India will subject to voluntary emission cuts and not accept any legally binding emission cuts, Prime Minister’s special envoy Shyam Saran said ahead of the Copenhagen summit next week.


International community has been building pressure on India after US President Barack Obama and Chinese Premier Wen Jiabao announced commitments to reduce emissions.

Shyam Saran said that India being a developing economy was not bound by any “legally binding emission cuts”.

“Legally binding emission reduction targets are only the obligation of the developed countries.

“With regard to developing countries, they are expected to take mitigation action but these mitigation actions must be supported by financial resources as well as technology and these can be of course subject to verification,” Shyam Saran told reporters on the sidelines of a function in New Delhi.

“As far as our own voluntary action are concerned, those voluntary actions which will have a very major impact in terms of not only our nationally meeting the challenge of climate change but also will be a contribution to the global effort, what we are prepared to do is reflect them, say in the form of our national communications to the UN framework and convention on climate change and this stand of India has been very widely appreciated,” he added.

India thinks it may be possible to cut its carbon intensity by 24 percent by 2020 compared with 2005 levels, according to provisional government estimates obtained by Reuters Wednesday.
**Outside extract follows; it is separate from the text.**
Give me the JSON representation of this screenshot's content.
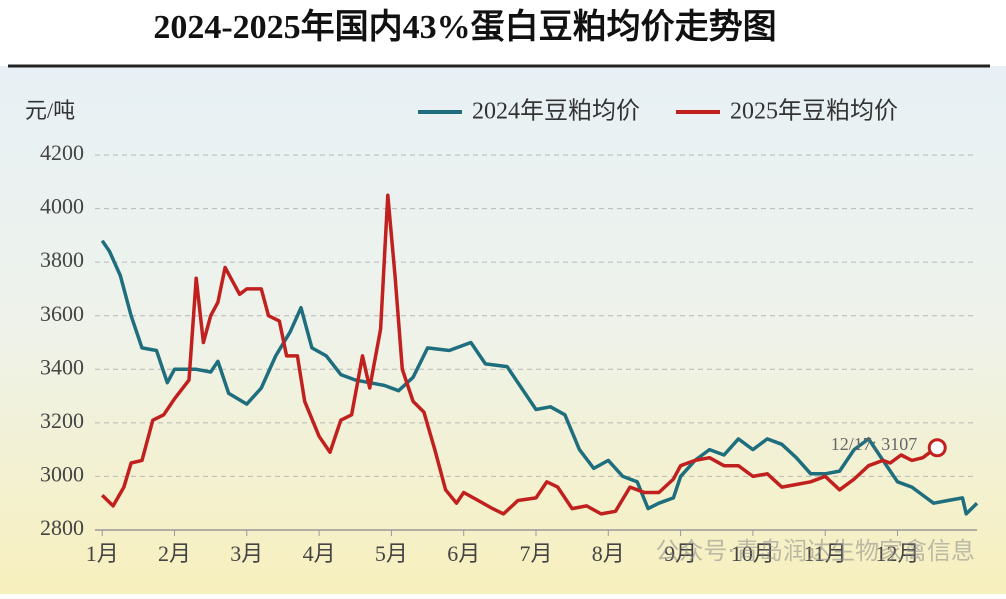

Carbon intensity is the amount of carbon dioxide emitted for each unit of gross domestic product.

By 2030, India estimates it could achieve a reduction in its carbon intensity by 37 percent from 2005 levels.

The figures were arrived at after an analysis by various government departments.

A senior government official who declined to be named said India’s final targets, likely to be presented at next week’s global climate change talks in Copenhagen, could reflect a broad range rather than a specific figure.

India’s carbon intensity cut figures are based on a projection that the country would achieve 20 percent energy efficiency by 2020 from 2007 levels. India ranks as the world’s fourth highest carbon emitter, with 1.8 tonnes of emissions per thousand dollars of GDP compared to China’s emission of 2.85 tonnes.

India is under pressure to announce details of how it will control its growing carbon emissions, and issuing targets will likely strengthen New Delhi’s hands at the Copenhagen negotiations.

China and the United States, the top and second largest emitters in the world, have unveiled plans to curb greenhouse gas emissions, leaving India the only major polluter still to issue any targets.

China’s position comes after the United States said it would commit to cut its greenhouse gas emissions roughly 17 percent below 2005 levels by 2020, a drop of about 3 percent below the 1990 benchmark year used in UN treaties.